- Promotional poster
- Directed by: Steven Soderbergh
- Written by: Spalding Gray Renée Shafransky
- Produced by: John Hardy
- Starring: Spalding Gray
- Cinematography: Elliot Davis
- Edited by: Susan Littenberg
- Music by: Cliff Martinez
- Production company: BBC Films
- Distributed by: IFC Films
- Release dates: September 11, 1996 (TIFF); March 19, 1997 (U.S.);
- Running time: 80 minutes
- Countries: United Kingdom United States
- Language: English
- Budget: $350,000
- Box office: $29,090

= Gray's Anatomy (film) =

Gray's Anatomy is a 1996 comedy documentary film directed by Steven Soderbergh involving a dramatized monologue by actor/writer Spalding Gray. The title is taken from the classic human anatomy textbook Gray's Anatomy, originally written by Henry Gray in 1858. It was shot in ten days in late January 1996 during a break Soderbergh had from post-production on his previous film, Schizopolis.

The monologist film is about Spalding Gray, the main character, who is diagnosed with a rare ocular condition called macular pucker. After hearing all of his options, such as Christian Science, Native American sweat lodges, and the "Elvis Presley of psychic surgeons", and the dangers of what surgery could bring, he decides to go through the other forms of medicine provided. This in turn takes him on a journey around the world and steers him away from surgery more so because of religious reasons, often in a dramatic and humorous fashion.

This was the fourth and last of Gray's theatrically released monologue films, following Swimming to Cambodia, Monster in a Box, and Terrors of Pleasure.

The film is available on DVD. A remastered version was released by The Criterion Collection on DVD and Blu-ray in June 2012.

==Cast==
Spalding Gray was raised in Rhode Island and attended school in Massachusetts. Gray's style as an actor was influenced by Allen Ginsberg, Ramblin' Jack Elliot, and the American Autobiographical movement. He mostly worked in experimental theater. In 1977, he co-founded the Wooster Theater Group in New York City. Two years later he performed his first monologue: Sex and Death at the Age of 14. In the '80s Gray traveled to Thailand where he won two Independent Spirit Awards for the film Swimming to Cambodia.
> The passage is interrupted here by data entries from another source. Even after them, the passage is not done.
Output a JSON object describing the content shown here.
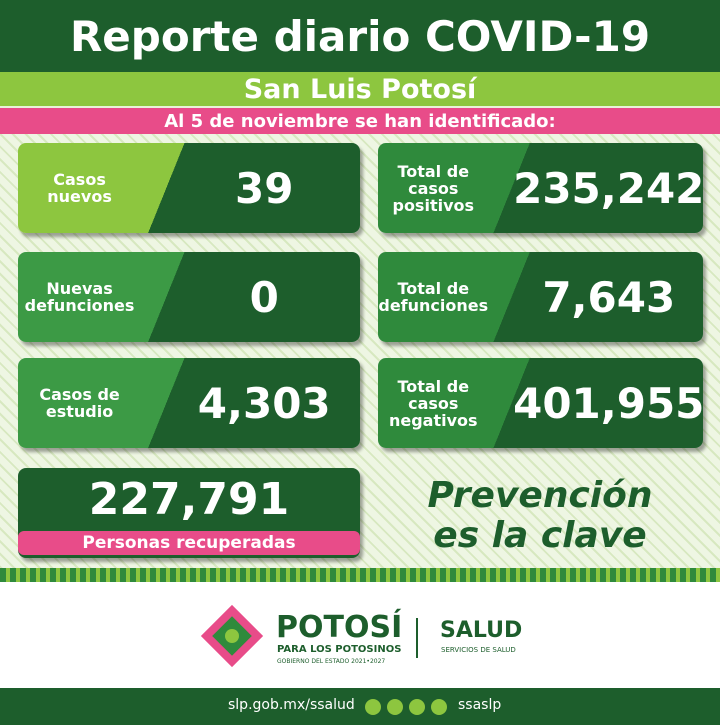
{
  "header": {
    "title": "Reporte diario COVID-19",
    "subtitle": "San Luis Potosí",
    "date_line": "Al 5 de noviembre se han identificado:"
  },
  "cards": [
    {
      "label_lines": [
        "Casos",
        "nuevos"
      ],
      "value": "39"
    },
    {
      "label_lines": [
        "Total de",
        "casos",
        "positivos"
      ],
      "value": "235,242"
    },
    {
      "label_lines": [
        "Nuevas",
        "defunciones"
      ],
      "value": "0"
    },
    {
      "label_lines": [
        "Total de",
        "defunciones"
      ],
      "value": "7,643"
    },
    {
      "label_lines": [
        "Casos de",
        "estudio"
      ],
      "value": "4,303"
    },
    {
      "label_lines": [
        "Total de",
        "casos",
        "negativos"
      ],
      "value": "401,955"
    }
  ],
  "recovered": {
    "value": "227,791",
    "label": "Personas recuperadas"
  },
  "slogan": [
    "Prevención",
    "es la clave"
  ],
  "footer": {
    "brand": "POTOSÍ",
    "brand_sub": "PARA LOS POTOSINOS",
    "brand_gov": "GOBIERNO DEL ESTADO 2021•2027",
    "dept": "SALUD",
    "dept_sub": "SERVICIOS DE SALUD",
    "url": "slp.gob.mx/ssalud",
    "handle": "ssaslp"
  }
}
He appeared in several independent films in the '90s before Gray's Anatomy was published.

==Critical reception==
Janet Maslin of the New York Times gave a positive review, calling it "A chatty, colorful, nicely sardonic account of how a crisis led Mr. Gray to assess his medical state, consider his mortality and take one more funny, self-dramatizing look at the eccentric world around him."

Desson Thomson of the Washington Post also reviewed the film positively, stating "Gray's Anatomy finds Spalding Gray turning a bout with a bizarre ocular condition into a dizzying, absorbing odyssey of the neurotic mind."

The Digital Fix described Gray's Anatomy as "very witty and a pleasure to listen to. As he passes fifty, Gray starts to worry about his own death before he finds the sight in his left eye is becoming distorted. Learning that he has a macular pucker, Gray seeks out alternative therapies, including mass nude encounters in a sweatbox, a raw-vegetable diet and a trip to the Philippines to meet a psychic surgeon."

On the other hand, the San Francisco Chronicle described Gray's Anatomy as an unremarkable story. "There's something intrinsically insincere about the whole quest. This creeping sense that Gray isn't really interested in anything he's talking about – that he, alone, is the subject of his own obsession gives Gray's Anatomy a distasteful edge."

The Chicago Tribune described Gray's Anatomy as "demonstrating that fully stimulating the senses isn't the same as fully engaging them. The film begins as ordinary as could be and then continues with scenery changes, lighting effects, and moody music."